I really didn’t know her….well, I did in the biblical sense a few times (one or two, but a few times according to locker room lore).
It was Thursday night…morning, and I’d been thru a tough week…tests…football practice…chores at home….class pressures….some fights.
I needed a release.

I picked her up after goofing around most of the night.
As usual, she yammered away at some social bullshit.
I pretended to listen while twisting knobs finding a good AM station.

Finally, I said ‘Jody, I’m sorry, but…’

‘It’s Janice.’

‘Janet, I’m sorry, but I got a game tomorrow, and think maybe we should get comfy in the back seat…and then..’

‘Uh, it’s not a good time.’

‘Good time? Hey, let me show you a good time.’

‘Yeah, uh, it’s not the right time…’

‘Are you kidding? It’s damn near 2AM? I got a game in 16 hours!’

‘I don’t mean that.’

‘Fine, let me just assist you with that little strap thing, and…’
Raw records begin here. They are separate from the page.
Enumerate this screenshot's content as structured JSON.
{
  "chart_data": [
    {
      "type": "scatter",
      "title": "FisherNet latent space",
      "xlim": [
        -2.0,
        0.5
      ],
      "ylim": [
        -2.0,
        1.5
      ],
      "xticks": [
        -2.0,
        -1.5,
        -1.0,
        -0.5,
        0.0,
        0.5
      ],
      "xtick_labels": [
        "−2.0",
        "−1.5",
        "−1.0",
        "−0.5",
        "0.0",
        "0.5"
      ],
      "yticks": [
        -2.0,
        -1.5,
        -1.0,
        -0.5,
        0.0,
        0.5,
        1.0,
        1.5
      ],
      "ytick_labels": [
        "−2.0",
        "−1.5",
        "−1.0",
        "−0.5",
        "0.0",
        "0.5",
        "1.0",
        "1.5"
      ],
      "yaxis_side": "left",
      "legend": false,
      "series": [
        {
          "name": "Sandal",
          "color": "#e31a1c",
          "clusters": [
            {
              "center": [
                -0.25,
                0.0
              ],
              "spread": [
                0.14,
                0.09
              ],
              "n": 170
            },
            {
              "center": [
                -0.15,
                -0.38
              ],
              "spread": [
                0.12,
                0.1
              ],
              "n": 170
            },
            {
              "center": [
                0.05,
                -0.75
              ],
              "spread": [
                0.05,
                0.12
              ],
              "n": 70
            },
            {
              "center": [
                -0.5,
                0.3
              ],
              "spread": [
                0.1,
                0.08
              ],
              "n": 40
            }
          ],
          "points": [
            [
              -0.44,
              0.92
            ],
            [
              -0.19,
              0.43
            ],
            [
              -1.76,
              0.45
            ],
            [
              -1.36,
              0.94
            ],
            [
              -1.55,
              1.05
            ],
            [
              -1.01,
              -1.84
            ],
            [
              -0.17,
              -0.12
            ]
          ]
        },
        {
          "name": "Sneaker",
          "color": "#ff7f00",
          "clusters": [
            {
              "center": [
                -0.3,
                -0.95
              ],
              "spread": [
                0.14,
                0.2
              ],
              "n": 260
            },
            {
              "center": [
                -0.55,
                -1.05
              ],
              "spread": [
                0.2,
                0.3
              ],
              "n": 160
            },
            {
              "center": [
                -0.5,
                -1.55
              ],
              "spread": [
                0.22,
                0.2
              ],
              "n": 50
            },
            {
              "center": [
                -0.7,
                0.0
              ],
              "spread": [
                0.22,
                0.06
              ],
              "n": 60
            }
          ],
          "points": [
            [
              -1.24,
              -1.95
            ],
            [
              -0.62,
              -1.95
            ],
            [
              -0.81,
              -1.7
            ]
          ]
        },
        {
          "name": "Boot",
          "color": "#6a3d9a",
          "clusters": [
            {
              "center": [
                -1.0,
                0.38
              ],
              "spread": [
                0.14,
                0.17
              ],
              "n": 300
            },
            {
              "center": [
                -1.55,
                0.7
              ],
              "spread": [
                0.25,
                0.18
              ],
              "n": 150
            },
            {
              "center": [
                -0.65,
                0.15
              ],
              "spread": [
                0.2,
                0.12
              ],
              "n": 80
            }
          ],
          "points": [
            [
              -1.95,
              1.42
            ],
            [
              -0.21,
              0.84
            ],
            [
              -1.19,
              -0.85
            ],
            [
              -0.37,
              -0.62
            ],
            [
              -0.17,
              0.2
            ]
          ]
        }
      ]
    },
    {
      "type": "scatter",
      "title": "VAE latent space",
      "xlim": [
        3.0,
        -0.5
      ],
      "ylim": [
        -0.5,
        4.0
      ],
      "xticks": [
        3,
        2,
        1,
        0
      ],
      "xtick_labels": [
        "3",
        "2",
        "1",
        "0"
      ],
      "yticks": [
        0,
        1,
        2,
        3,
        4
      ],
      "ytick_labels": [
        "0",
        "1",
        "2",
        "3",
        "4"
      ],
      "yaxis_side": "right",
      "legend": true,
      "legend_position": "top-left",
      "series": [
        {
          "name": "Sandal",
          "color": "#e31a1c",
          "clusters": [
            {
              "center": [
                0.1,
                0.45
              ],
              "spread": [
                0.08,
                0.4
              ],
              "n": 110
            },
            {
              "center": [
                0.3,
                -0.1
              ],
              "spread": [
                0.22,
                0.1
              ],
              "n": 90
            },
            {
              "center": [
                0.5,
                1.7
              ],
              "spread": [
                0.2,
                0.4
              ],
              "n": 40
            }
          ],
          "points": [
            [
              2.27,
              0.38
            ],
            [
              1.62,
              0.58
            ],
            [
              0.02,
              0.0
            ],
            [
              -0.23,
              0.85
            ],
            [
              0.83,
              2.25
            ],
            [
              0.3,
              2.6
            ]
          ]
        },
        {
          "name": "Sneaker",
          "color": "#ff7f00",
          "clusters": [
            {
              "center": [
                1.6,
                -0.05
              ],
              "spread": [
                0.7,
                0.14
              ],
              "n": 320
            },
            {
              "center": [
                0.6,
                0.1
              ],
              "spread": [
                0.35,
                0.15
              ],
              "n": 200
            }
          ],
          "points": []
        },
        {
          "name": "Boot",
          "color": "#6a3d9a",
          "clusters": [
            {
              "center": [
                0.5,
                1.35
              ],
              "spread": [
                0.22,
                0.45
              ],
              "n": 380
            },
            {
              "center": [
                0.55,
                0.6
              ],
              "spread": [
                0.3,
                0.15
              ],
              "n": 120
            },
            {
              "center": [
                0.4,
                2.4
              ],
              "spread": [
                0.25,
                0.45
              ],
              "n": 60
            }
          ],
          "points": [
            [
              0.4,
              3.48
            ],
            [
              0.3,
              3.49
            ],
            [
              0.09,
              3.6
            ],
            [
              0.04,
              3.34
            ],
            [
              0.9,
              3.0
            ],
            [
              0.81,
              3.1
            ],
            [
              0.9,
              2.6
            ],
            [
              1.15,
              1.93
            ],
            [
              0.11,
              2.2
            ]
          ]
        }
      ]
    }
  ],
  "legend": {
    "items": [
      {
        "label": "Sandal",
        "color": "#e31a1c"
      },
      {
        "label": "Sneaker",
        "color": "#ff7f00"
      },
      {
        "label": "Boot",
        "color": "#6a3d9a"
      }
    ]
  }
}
*‘I’M ON THE EFFING RAG, OK?!!!!’*


'Oh'

16 year olds really do have class, but only in the classroom


----------



## RadishRose (Oct 30, 2018)

Great stories. The funniest was you and the bamboo pole in the swimming pool, LOL!


----------



## IKE (Oct 30, 2018)

I located an old pic of Gary from his high school yearbook taken by his swimming instructor.


----------



## RadishRose (Oct 30, 2018)

Ike!


----------



## Olivia (Oct 30, 2018)

Sometimes growing up if a girl says or does something that feels mean to a guy, it could be that she's just as shy, too, and therefore sometimes says some awkward things.  Just making it seems like you're being rejected. I remember doing that sometimes and still feel bad about it. But I was never nasty.


----------



## jujube (Oct 30, 2018)

I was painfully shy around boys.  I was interested, just too shy to talk to them.  It wasn't until my second year in high school that I started being comfortable with the opposite sex.


----------



## Sassycakes (Oct 31, 2018)

I was never shy around boys when I was young and even now I am not shy around them. I was never flirting with them, but I was always comfortable around them.


----------